Des ouvriers construisant, le 24 août dernier, de nouvelles maisons dans la colonie juive de Kiryat Arba, à l’est de la ville de Hébron, en Cisjordanie. Hazem Bader/AFP
Israël a décidé, hier, de faire avancer la construction d'un total de 1 292 logements en Cisjordanie occupée, dans une nouvelle poussée de la colonisation de la part du gouvernement de Benjamin Netanyahu. L'autorité israélienne faisant office de gouvernement en Cisjordanie a donné son approbation à ces plans, a indiqué l'organisation israélienne anticolonisation La Paix maintenant. La même autorité, appelée administration civile, doit se pencher sur d'autres dossiers aujourd'hui. En tout, c'est l'examen des dossiers de plus de 2 000 habitations qui est prévu, a dit La Paix maintenant.
L'administration civile avait déjà approuvé, lundi, la construction de 31 logements pour colons juifs à Hébron, une première depuis 2002 dans une ville de Cisjordanie où la coexistence de quelques centaines de juifs et de dizaines de milliers de Palestiniens est une source de tensions et de violences permanentes.
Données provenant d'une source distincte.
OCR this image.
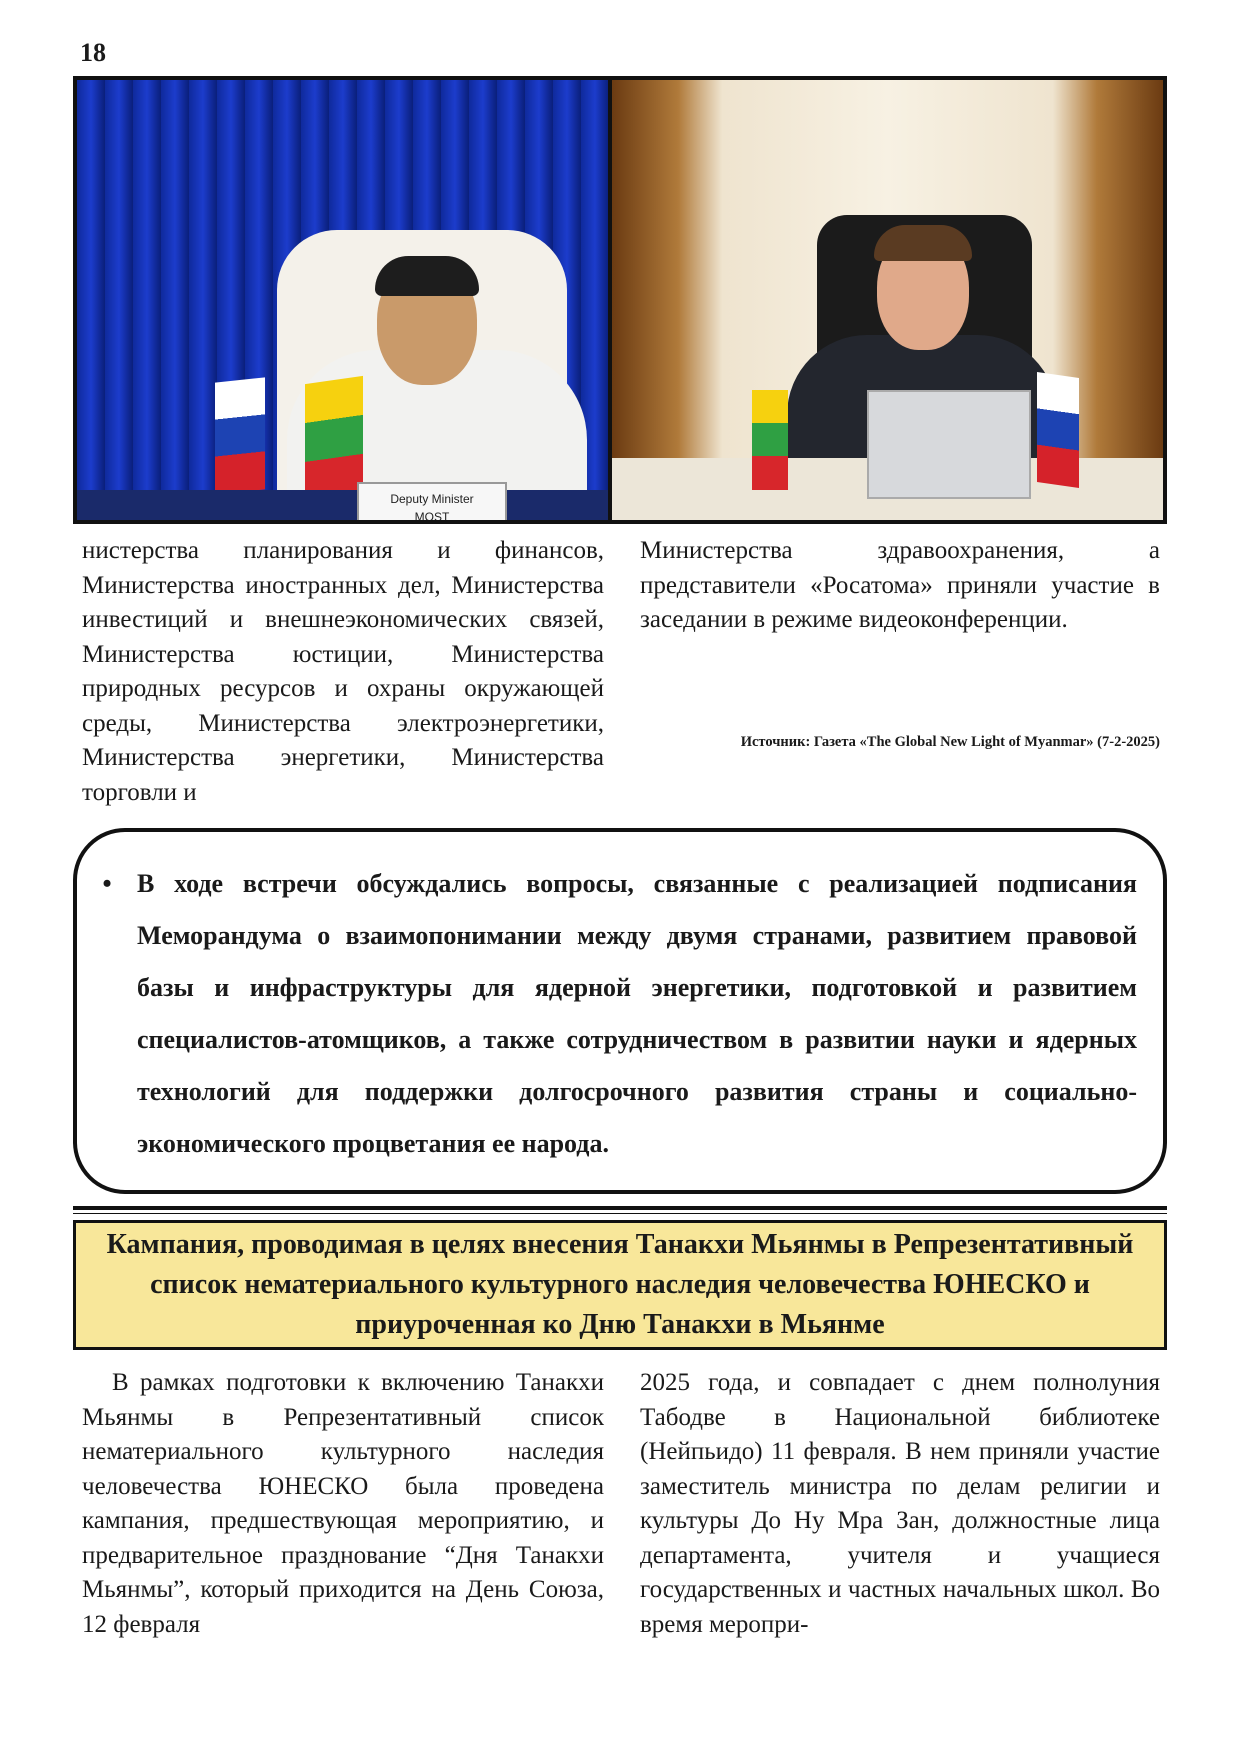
18
Deputy Minister
MOST

нистерства планирования и финансов, Министерства иностранных дел, Министерства инвестиций и внешнеэкономических связей, Министерства юстиции, Министерства природных ресурсов и охраны окружающей среды, Министерства электроэнергетики, Министерства энергетики, Министерства торговли и

Министерства здравоохранения, а представители «Росатома» приняли участие в заседании в режиме видеоконференции.

Источник: Газета «The Global New Light of Myanmar» (7-2-2025)
• В ходе встречи обсуждались вопросы, связанные с реализацией подписания Меморандума о взаимопонимании между двумя странами, развитием правовой базы и инфраструктуры для ядерной энергетики, подготовкой и развитием специалистов-атомщиков, а также сотрудничеством в развитии науки и ядерных технологий для поддержки долгосрочного развития страны и социально-экономического процветания ее народа.
Кампания, проводимая в целях внесения Танакхи Мьянмы в Репрезентативный список нематериального культурного наследия человечества ЮНЕСКО и приуроченная ко Дню Танакхи в Мьянме

В рамках подготовки к включению Танакхи Мьянмы в Репрезентативный список нематериального культурного наследия человечества ЮНЕСКО была проведена кампания, предшествующая мероприятию, и предварительное празднование “Дня Танакхи Мьянмы”, который приходится на День Союза, 12 февраля

2025 года, и совпадает с днем полнолуния Табодве в Национальной библиотеке (Нейпьидо) 11 февраля. В нем приняли участие заместитель министра по делам религии и культуры До Ну Мра Зан, должностные лица департамента, учителя и учащиеся государственных и частных начальных школ. Во время меропри-
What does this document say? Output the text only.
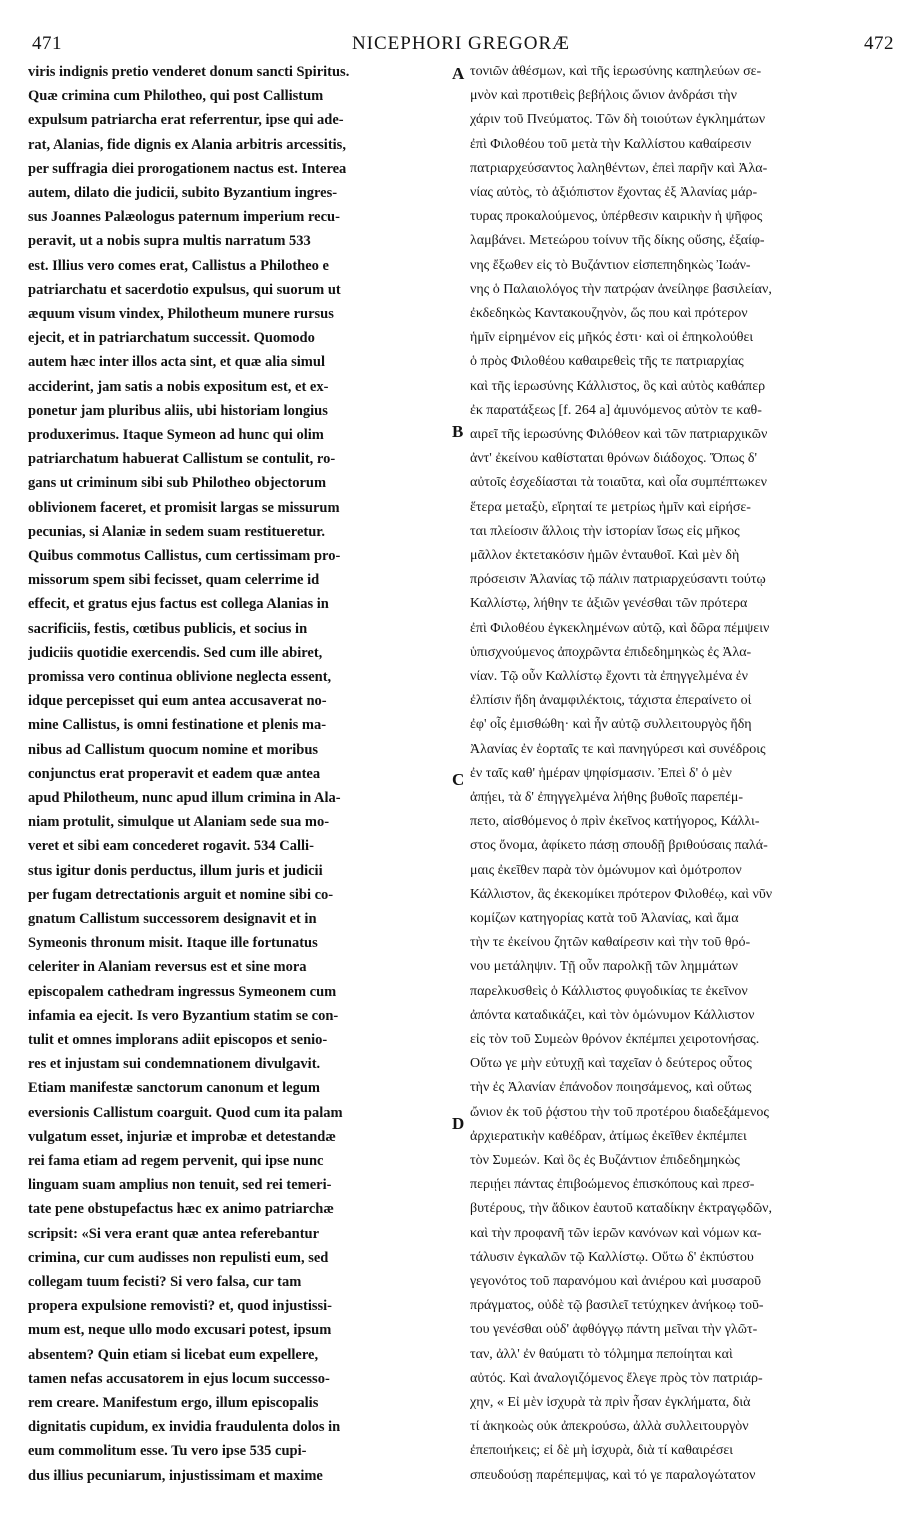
471	NICEPHORI GREGORÆ	472
viris indignis pretio venderet donum sancti Spiritus.
Quæ crimina cum Philotheo, qui post Callistum
expulsum patriarcha erat referrentur, ipse qui ade-
rat, Alanias, fide dignis ex Alania arbitris arcessitis,
per suffragia diei prorogationem nactus est. Interea
autem, dilato die judicii, subito Byzantium ingres-
sus Joannes Palæologus paternum imperium recu-
peravit, ut a nobis supra multis narratum 533
est. Illius vero comes erat, Callistus a Philotheo e
patriarchatu et sacerdotio expulsus, qui suorum ut
æquum visum vindex, Philotheum munere rursus
ejecit, et in patriarchatum successit. Quomodo
autem hæc inter illos acta sint, et quæ alia simul
acciderint, jam satis a nobis expositum est, et ex-
ponetur jam pluribus aliis, ubi historiam longius
produxerimus. Itaque Symeon ad hunc qui olim
patriarchatum habuerat Callistum se contulit, ro-
gans ut criminum sibi sub Philotheo objectorum
oblivionem faceret, et promisit largas se missurum
pecunias, si Alaniæ in sedem suam restitueretur.
Quibus commotus Callistus, cum certissimam pro-
missorum spem sibi fecisset, quam celerrime id
effecit, et gratus ejus factus est collega Alanias in
sacrificiis, festis, cœtibus publicis, et socius in
judiciis quotidie exercendis. Sed cum ille abiret,
promissa vero continua oblivione neglecta essent,
idque percepisset qui eum antea accusaverat no-
mine Callistus, is omni festinatione et plenis ma-
nibus ad Callistum quocum nomine et moribus
conjunctus erat properavit et eadem quæ antea
apud Philotheum, nunc apud illum crimina in Ala-
niam protulit, simulque ut Alaniam sede sua mo-
veret et sibi eam concederet rogavit. 534 Calli-
stus igitur donis perductus, illum juris et judicii
per fugam detrectationis arguit et nomine sibi co-
gnatum Callistum successorem designavit et in
Symeonis thronum misit. Itaque ille fortunatus
celeriter in Alaniam reversus est et sine mora
episcopalem cathedram ingressus Symeonem cum
infamia ea ejecit. Is vero Byzantium statim se con-
tulit et omnes implorans adiit episcopos et senio-
res et injustam sui condemnationem divulgavit.
Etiam manifestæ sanctorum canonum et legum
eversionis Callistum coarguit. Quod cum ita palam
vulgatum esset, injuriæ et improbæ et detestandæ
rei fama etiam ad regem pervenit, qui ipse nunc
linguam suam amplius non tenuit, sed rei temeri-
tate pene obstupefactus hæc ex animo patriarchæ
scripsit: «Si vera erant quæ antea referebantur
crimina, cur cum audisses non repulisti eum, sed
collegam tuum fecisti? Si vero falsa, cur tam
propera expulsione removisti? et, quod injustissi-
mum est, neque ullo modo excusari potest, ipsum
absentem? Quin etiam si licebat eum expellere,
tamen nefas accusatorem in ejus locum successo-
rem creare. Manifestum ergo, illum episcopalis
dignitatis cupidum, ex invidia fraudulenta dolos in
eum commolitum esse. Tu vero ipse 535 cupi-
dus illius pecuniarum, injustissimam et maxime
τονιῶν ἀθέσμων, καὶ τῆς ἱερωσύνης καπηλεύων σε-
μνὸν καὶ προτιθεὶς βεβήλοις ὤνιον ἀνδράσι τὴν
χάριν τοῦ Πνεύματος. Τῶν δὴ τοιούτων ἐγκλημάτων
ἐπὶ Φιλοθέου τοῦ μετὰ τὴν Καλλίστου καθαίρεσιν
πατριαρχεύσαντος λαληθέντων, ἐπεὶ παρῆν καὶ Ἀλα-
νίας αὐτὸς, τὸ ἀξιόπιστον ἔχοντας ἐξ Ἀλανίας μάρ-
τυρας προκαλούμενος, ὑπέρθεσιν καιρικὴν ἡ ψῆφος
λαμβάνει. Μετεώρου τοίνυν τῆς δίκης οὔσης, ἐξαίφ-
νης ἔξωθεν εἰς τὸ Βυζάντιον εἰσπεπηδηκὼς Ἰωάν-
νης ὁ Παλαιολόγος τὴν πατρῴαν ἀνείληφε βασιλείαν,
ἐκδεδηκὼς Καντακουζηνὸν, ὥς που καὶ πρότερον
ἡμῖν εἰρημένον εἰς μῆκός ἐστι· καὶ οἱ ἐπηκολούθει
ὁ πρὸς Φιλοθέου καθαιρεθεὶς τῆς τε πατριαρχίας
καὶ τῆς ἱερωσύνης Κάλλιστος, ὃς καὶ αὐτὸς καθάπερ
ἐκ παρατάξεως [f. 264 a] ἀμυνόμενος αὐτὸν τε καθ-
αιρεῖ τῆς ἱερωσύνης Φιλόθεον καὶ τῶν πατριαρχικῶν
ἀντ' ἐκείνου καθίσταται θρόνων διάδοχος. Ὅπως δ'
αὐτοῖς ἐσχεδίασται τὰ τοιαῦτα, καὶ οἷα συμπέπτωκεν
ἕτερα μεταξὺ, εἴρηταί τε μετρίως ἡμῖν καὶ εἰρήσε-
ται πλείοσιν ἄλλοις τὴν ἱστορίαν ἴσως εἰς μῆκος
μᾶλλον ἐκτετακόσιν ἡμῶν ἐνταυθοῖ. Καὶ μὲν δὴ
πρόσεισιν Ἀλανίας τῷ πάλιν πατριαρχεύσαντι τούτῳ
Καλλίστῳ, λήθην τε ἀξιῶν γενέσθαι τῶν πρότερα
ἐπὶ Φιλοθέου ἐγκεκλημένων αὐτῷ, καὶ δῶρα πέμψειν
ὑπισχνούμενος ἀποχρῶντα ἐπιδεδημηκὼς ἐς Ἀλα-
νίαν. Τῷ οὖν Καλλίστῳ ἔχοντι τὰ ἐπηγγελμένα ἐν
ἐλπίσιν ἤδη ἀναμφιλέκτοις, τάχιστα ἐπεραίνετο οἱ
ἐφ' οἷς ἐμισθώθη· καὶ ἦν αὐτῷ συλλειτουργὸς ἤδη
Ἀλανίας ἐν ἑορταῖς τε καὶ πανηγύρεσι καὶ συνέδροις
ἐν ταῖς καθ' ἡμέραν ψηφίσμασιν. Ἐπεὶ δ' ὁ μὲν
ἀπῄει, τὰ δ' ἐπηγγελμένα λήθης βυθοῖς παρεπέμ-
πετο, αἰσθόμενος ὁ πρὶν ἐκεῖνος κατήγορος, Κάλλι-
στος ὄνομα, ἀφίκετο πάσῃ σπουδῇ βριθούσαις παλά-
μαις ἐκεῖθεν παρὰ τὸν ὁμώνυμον καὶ ὁμότροπον
Κάλλιστον, ἃς ἐκεκομίκει πρότερον Φιλοθέῳ, καὶ νῦν
κομίζων κατηγορίας κατὰ τοῦ Ἀλανίας, καὶ ἅμα
τὴν τε ἐκείνου ζητῶν καθαίρεσιν καὶ τὴν τοῦ θρό-
νου μετάληψιν. Τῇ οὖν παρολκῇ τῶν λημμάτων
παρελκυσθεὶς ὁ Κάλλιστος φυγοδικίας τε ἐκεῖνον
ἀπόντα καταδικάζει, καὶ τὸν ὁμώνυμον Κάλλιστον
εἰς τὸν τοῦ Συμεὼν θρόνον ἐκπέμπει χειροτονήσας.
Οὕτω γε μὴν εὐτυχῇ καὶ ταχεῖαν ὁ δεύτερος οὗτος
τὴν ἐς Ἀλανίαν ἐπάνοδον ποιησάμενος, καὶ οὕτως
ὤνιον ἐκ τοῦ ῥᾴστου τὴν τοῦ προτέρου διαδεξάμενος
ἀρχιερατικὴν καθέδραν, ἀτίμως ἐκεῖθεν ἐκπέμπει
τὸν Συμεών. Καὶ ὃς ἐς Βυζάντιον ἐπιδεδημηκὼς
περιῄει πάντας ἐπιβοώμενος ἐπισκόπους καὶ πρεσ-
βυτέρους, τὴν ἄδικον ἑαυτοῦ καταδίκην ἐκτραγῳδῶν,
καὶ τὴν προφανῆ τῶν ἱερῶν κανόνων καὶ νόμων κα-
τάλυσιν ἐγκαλῶν τῷ Καλλίστῳ. Οὕτω δ' ἐκπύστου
γεγονότος τοῦ παρανόμου καὶ ἀνιέρου καὶ μυσαροῦ
πράγματος, οὐδὲ τῷ βασιλεῖ τετύχηκεν ἀνήκοῳ τοῦ-
του γενέσθαι οὐδ' ἀφθόγγῳ πάντη μεῖναι τὴν γλῶτ-
ταν, ἀλλ' ἐν θαύματι τὸ τόλμημα πεποίηται καὶ
αὐτός. Καὶ ἀναλογιζόμενος ἔλεγε πρὸς τὸν πατριάρ-
χην, « Εἰ μὲν ἰσχυρὰ τὰ πρὶν ἦσαν ἐγκλήματα, διὰ
τί ἀκηκοὼς οὐκ ἀπεκρούσω, ἀλλὰ συλλειτουργὸν
ἐπεποιήκεις; εἰ δὲ μὴ ἰσχυρὰ, διὰ τί καθαιρέσει
σπευδούσῃ παρέπεμψας, καὶ τό γε παραλογώτατον
A
B
C
D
La colonisation est illégale au regard du droit international et est considérée comme un obstacle majeur à un règlement du conflit entre Israéliens et Palestiniens, et à une solution dite à deux États, c'est-à-dire la création d'un État palestinien coexistant avec Israël.
Outre le plan pour Hébron, La Paix maintenant s'alarme en particulier du fait que certaines habitations avalisées hier sont appelées à être construites dans des colonies situées très à l'intérieur de la Cisjordanie, renforçant la présence israélienne jusqu'au cœur du territoire palestinien et compliquant encore un règlement négocié du conflit. Autre motif d'alarme pour La Paix maintenant : le projet de proposer 17 logements de substitution aux habitants de Netiv Haavot, une implantation illégale non seulement au regard du droit international, mais aussi du droit israélien, et voué à la démolition d'ici à mars 2018 par une décision de la justice israélienne.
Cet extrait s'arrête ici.